Monsieur le président, monsieur le secrétaire d’État, mes chers collègues, cette proposition de loi de nos collègues de Legge et Mouiller fait œuvre de justice et de bon sens. Elle répond à une demande des associations d’anciens combattants et répare une inégalité persistante entre militaires français, selon qu’ils ont été engagés en Algérie avant ou après le 2 juillet 1962.
Comme cela a été rappelé, 50 000 d’entre eux étaient encore présents sur le territoire algérien en 1964 et 535 ont perdu la vie après l’accès de l’Algérie à l’indépendance. Ce chiffre n’est pas anecdotique, il équivaut presque au nombre de soldats français morts pour la France de 1964 à nos jours.
Le devoir de reconnaissance que nous devons aux militaires français engagés après les accords d’Évian fait consensus au Parlement depuis longtemps. Les désaccords entre certaines associations ont été levés, et le monde combattant est maintenant unanime. Pourtant, les gouvernements successifs ont refusé d’accéder à leurs demandes. Pourquoi ?
Premièrement, on avance des raisons budgétaires. Cet argument est faible dans l’absolu, lorsque l’on parle d’hommes qui ont risqué leur vie pour la France, mais il est en outre de moins en moins pertinent à mesure que la population concernée diminue. Cette mesure coûterait 37, 5 millions d’euros au titre de la retraite du combattant et entraînerait une dépense fiscale que l’on peut évaluer à 30 millions d’euros au titre de la demi-part fiscale, soit une dépense totale de 70 millions d’euros.

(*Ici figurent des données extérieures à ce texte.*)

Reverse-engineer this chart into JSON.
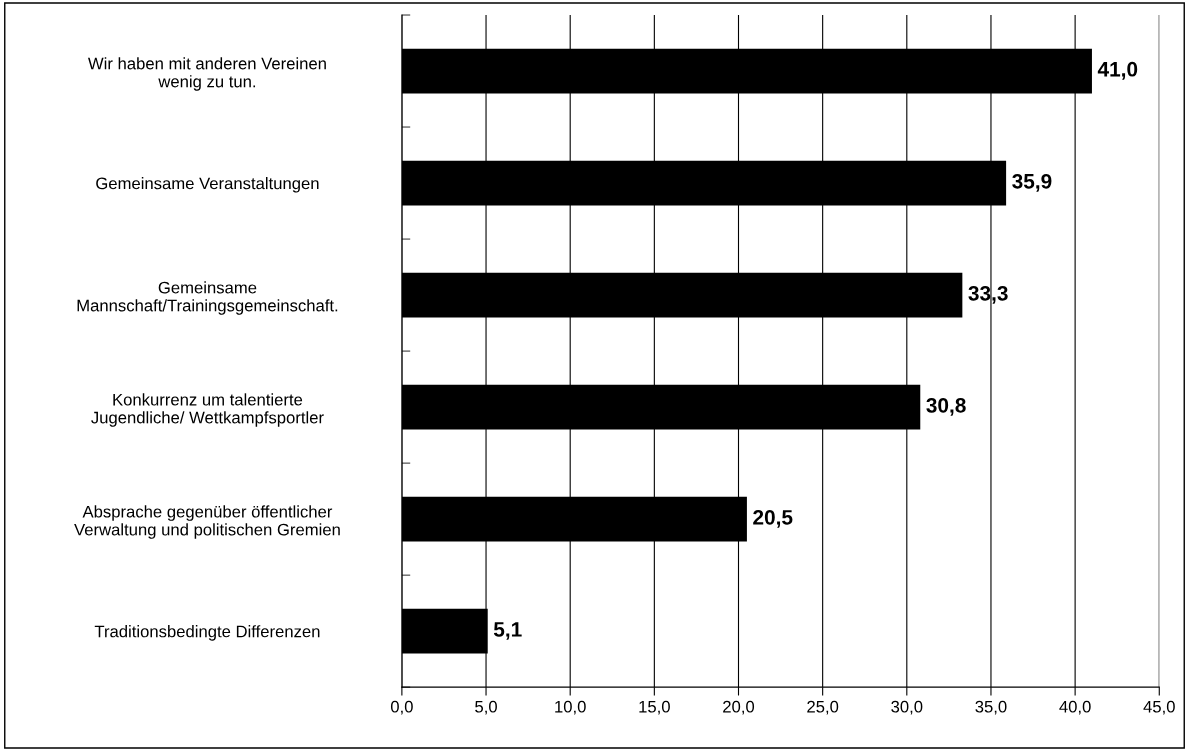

Reconnaissons que, face aux dépenses abyssales, passées ou à venir, engagées par l’État pour gommer des fautes de gestion – je pense à AREVA, mais aussi à la reprise de la dette de la SNCF, dont nous avons discuté récemment – cette somme est dérisoire. N’est-ce pas, monsieur le secrétaire d’État ? §Elle l’est encore plus au regard des sacrifices consentis par nos soldats. Elle est enfin appelée à diminuer avec le temps, les combattants de la fin des années cinquante ayant aujourd’hui plus de quatre-vingts ans, le nombre de décès parmi eux ne cesse malheureusement de croître.
Deuxièmement, on avance un argument diplomatique : cette mesure nous brouillerait avec l’Algérie. À mon sens, elle aurait précisément un effet contraire et permettrait de tourner la page de ce conflit en nous conduisant à assumer les opérations qui ont eu lieu après les accords d’Évian, non pour remettre ces derniers en question, mais pour les consolider et permettre une transition pacifique.
Le Président de la République a eu des mots justes lors de sa visite en Algérie en décembre dernier : il ne faut rien renier du passé, n’avoir aucun tabou, mais regarder vers l’avenir d’une relation assainie et refondée.
Cette proposition de loi permet de reconnaître symboliquement une dimension de notre passé commun, qui doit enfin être assumée pour être dépassée.
Les oppositions sont donc aujourd’hui levées. Nous sommes entrés dans l’ère du consensus. Nous sommes heureux de constater que ce consensus est désormais partagé par le Gouvernement.
Le Gouvernement s’était d’ailleurs engagé, lors des discussions autour du projet de loi de finances pour 2018, à mener un travail sur le sujet et, notamment, à évaluer le coût d’une telle mesure. Il a tenu parole. Le Gouvernement souhaite désormais inscrire cette disposition dans le prochain projet de loi de finances. Ce choix courageux était attendu depuis plusieurs années. Notre groupe salue donc le respect de la parole donnée et la volonté d’avancer avec toutes les parties prenantes : parlementaires, associations et anciens combattants.
Cette proposition de loi n’en est que plus importante. Elle constitue une étape bienvenue sur la route de la reconnaissance de nos anciens combattants, qui révèle une fois de plus l’engagement continu des parlementaires, en particulier des sénateurs, sur ce sujet. Notre groupe votera donc ce texte à l’unanimité, en attendant d’obtenir pleinement satisfaction dans le prochain projet de loi de finances.